TOKYO (Reuters) - Japan’s Asahi Mutual Life Insurance Co plans to raise its holdings of foreign bonds and step up investment in alternative assets in the current business year to March, a senior company executive said on Monday, as domestic yields remain low.
The company also plans to reduce currency hedging on its foreign bond holdings as it expects the dollar to stabilize, Masaru Tsuruoka, head of the asset allocation and planning department at Asahi Life, told Reuters in an interview.
“While yen-denominated debt will remain at the core of our portfolio, we will further diversify into dollar-denominated debt and alternative assets, given the current low bond yields in Japan,” Tsuruoka told Reuters in an interview.
In the last financial year ended in March, Japanese insurers bought a record 7.76 trillion yen ($70.5 billion) of foreign bonds.
Asahi plans to buy more dollar-denominated debt in the current financial year, Tsuruoka said.
To enhance yields, Asahi Life is eyeing dollar bonds issued by non-U.S. names, such as Canadian, Dutch and Japanese issuers, which tend to have higher yields than U.S. Treasuries or dollar bonds issued by U.S. corporates.
Foreign issuers typically pay higher yields than domestic issuers because they tend to be less known among local investors.
“We are looking to buy bonds yielding around 2.5 percent as we are aiming to get return of about 100 basis points after currency hedging, which costs about 150 basis points now,” said Tsuruoka.
“We are mostly buying bonds with five- to ten-years to maturity, taking credit risks, rather than increasing duration risks.”
Asahi Life slightly shortened the average duration of its dollar bond portfolio to 6.5 years at the end of December, from 7.2 years at the end of 2015, Tsuruoka said.
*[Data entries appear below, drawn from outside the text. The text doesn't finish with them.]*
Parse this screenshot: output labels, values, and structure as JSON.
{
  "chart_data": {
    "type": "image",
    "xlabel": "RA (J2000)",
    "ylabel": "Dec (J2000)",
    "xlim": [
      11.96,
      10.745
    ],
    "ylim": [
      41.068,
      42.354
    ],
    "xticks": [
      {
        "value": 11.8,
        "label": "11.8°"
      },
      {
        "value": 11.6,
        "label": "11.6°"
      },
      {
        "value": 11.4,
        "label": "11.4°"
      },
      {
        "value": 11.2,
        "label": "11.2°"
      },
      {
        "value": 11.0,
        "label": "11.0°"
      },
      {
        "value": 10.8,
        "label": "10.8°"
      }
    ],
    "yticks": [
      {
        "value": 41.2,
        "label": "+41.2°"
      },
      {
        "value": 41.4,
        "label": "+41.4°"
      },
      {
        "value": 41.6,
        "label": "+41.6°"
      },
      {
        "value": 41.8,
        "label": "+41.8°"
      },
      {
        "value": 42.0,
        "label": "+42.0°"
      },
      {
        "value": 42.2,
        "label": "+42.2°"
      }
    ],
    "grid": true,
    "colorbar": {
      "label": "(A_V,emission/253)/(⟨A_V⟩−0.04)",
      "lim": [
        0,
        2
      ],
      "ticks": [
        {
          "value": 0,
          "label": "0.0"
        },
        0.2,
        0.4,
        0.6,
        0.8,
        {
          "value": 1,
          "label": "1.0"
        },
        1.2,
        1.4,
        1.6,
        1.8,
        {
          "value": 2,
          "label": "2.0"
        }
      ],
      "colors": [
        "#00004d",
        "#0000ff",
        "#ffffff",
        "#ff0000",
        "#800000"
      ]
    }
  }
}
The company also plans to reduce currency hedging on foreign
bonds by around five percentage point to 82-3 percent of its total foreign bond holdings the this financial year, he said.
Japanese insurers, including Asahi, are averse to exposure to foreign exchange fluctuations, so they use currency hedging on a large part of their foreign bond investment.
Tsuruoka said that the company plans to increase the holdings of alternative assets, including infrastructure funds, credit product funds, private equity and listed REITs, adding that the insurer is investing in “middle-risk, middle-return” assets.
Asahi Life, which had total assets of about 5.6 trillion yen ($50.9 billion), reduced domestic bond holdings by 110 billion yen in the year ended in March and plans to lower it further, Tsuruoka said.
But he added the company could buy longer-dated bonds given their yields have risen after the Bank of Japan started a new policy framework last September, allowing long-term bond yields to rise considerably since then.